Rumer Godden •
The Greengage Summer •
Cecil, her three sisters, and her brother are marooned at a tiny French hotel when their mother falls ill during a trip abroad. The proprietress of Les Oeillets—which courts the tourist trade by freshening the bullet holes over its staircase and burying a skull in the garden for visitors to “discover”—is none too pleased about being saddled with “an orphanage.”

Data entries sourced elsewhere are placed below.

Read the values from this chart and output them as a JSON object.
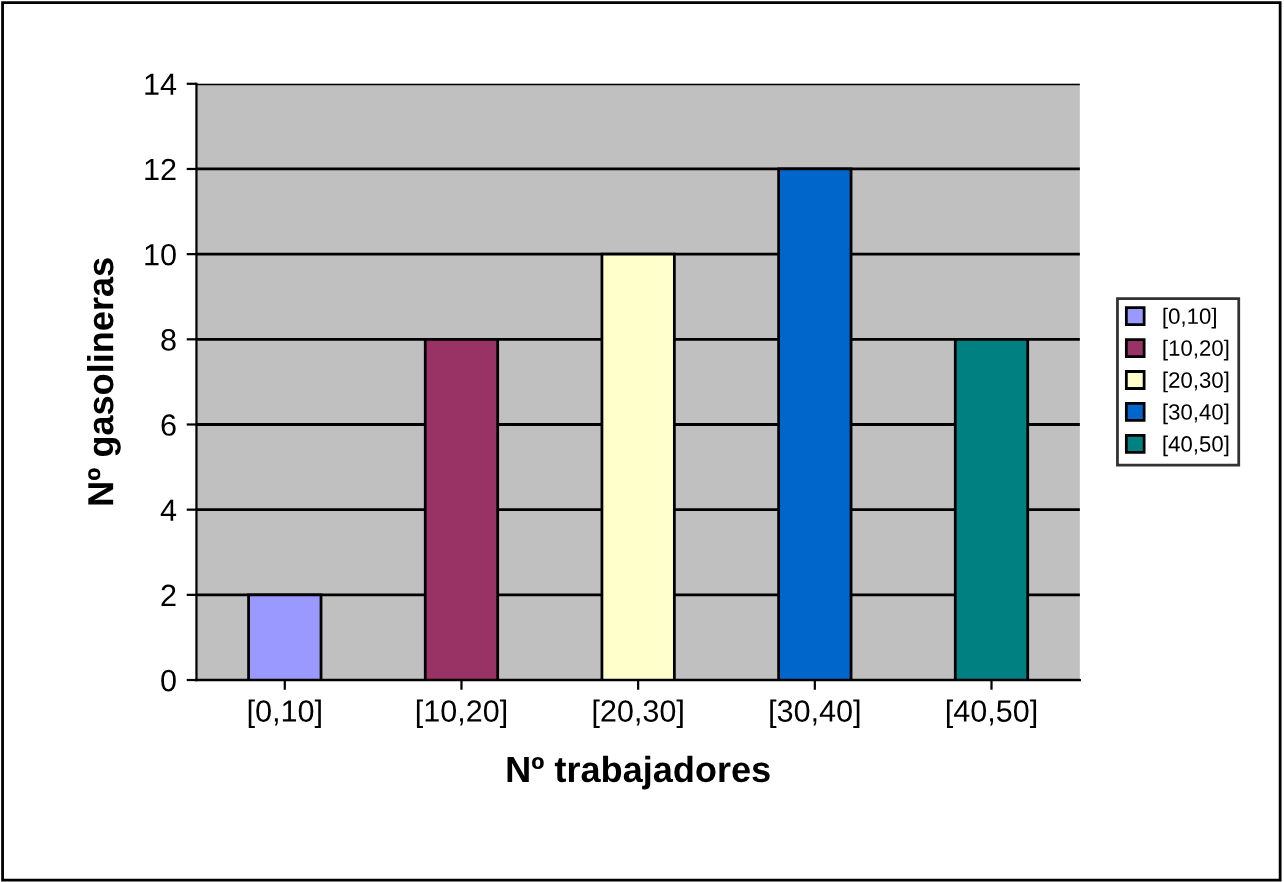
{
  "chart_data": {
    "type": "bar",
    "xlabel": "Nº trabajadores",
    "ylabel": "Nº gasolineras",
    "categories": [
      "[0,10]",
      "[10,20]",
      "[20,30]",
      "[30,40]",
      "[40,50]"
    ],
    "series": [
      {
        "name": "[0,10]",
        "color": "#9999ff",
        "values": [
          2,
          null,
          null,
          null,
          null
        ]
      },
      {
        "name": "[10,20]",
        "color": "#993366",
        "values": [
          null,
          8,
          null,
          null,
          null
        ]
      },
      {
        "name": "[20,30]",
        "color": "#ffffcc",
        "values": [
          null,
          null,
          10,
          null,
          null
        ]
      },
      {
        "name": "[30,40]",
        "color": "#0066cc",
        "values": [
          null,
          null,
          null,
          12,
          null
        ]
      },
      {
        "name": "[40,50]",
        "color": "#008080",
        "values": [
          null,
          null,
          null,
          null,
          8
        ]
      }
    ],
    "ylim": [
      0,
      14
    ],
    "yticks": [
      0,
      2,
      4,
      6,
      8,
      10,
      12,
      14
    ],
    "grid": "y",
    "legend": "right"
  }
}
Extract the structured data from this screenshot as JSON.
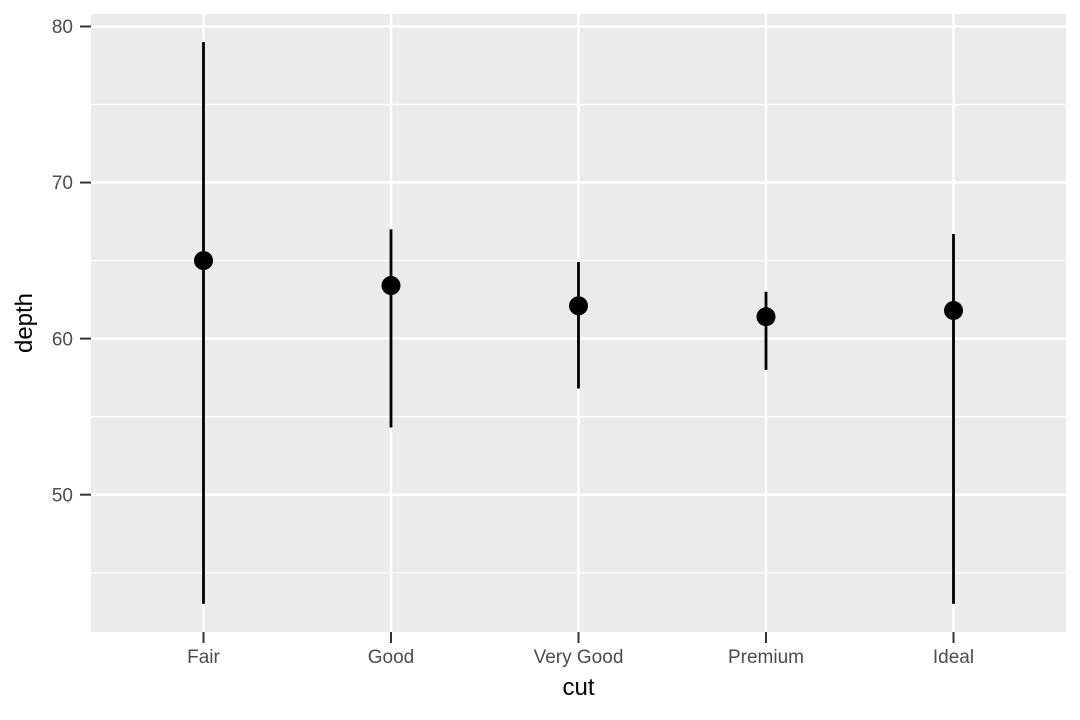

But Eliot, another English guest, steps in to care for them. From the first the children are puzzled by his moodiness. Seeing seven-year-old Willmouse’s preoccupation with clothing, he gives the boy a lavishly illustrated book of old masters; when Cecil makes her transition into womanhood he is kindness personified. But he also scolds for no reason, changes plans abruptly, and disappears for days at a time.
Meanwhile, 16-year-old Joss has blossomed into a head-turning beauty, and all the males in the vicinity—Eliot included—begin acting strangely around her. And on the night of the Brass Instruments Ball, events take a sinister turn.
Godden anchors the story with a wealth of believable detail. The children are spaced three years apart because the expeditions of their botanist father usually last three years. Joss, taking a correspondence course in art, feels obliged to write to the instructor, “I am sorry I cannot find a naked man anywhere.” Cecil is the most proficient in French because the punishment at her school in England consisted of learning French poetry.
When a police inspector reveals the extent of Eliot’s wrongdoing and asks triumphantly, “Are you going to like him after that?” the three younger children respond in unison, “Yes.” And even with the law on his heels, Eliot manages a parting act of thoughtfulness. “He always did look after us,” says Hester.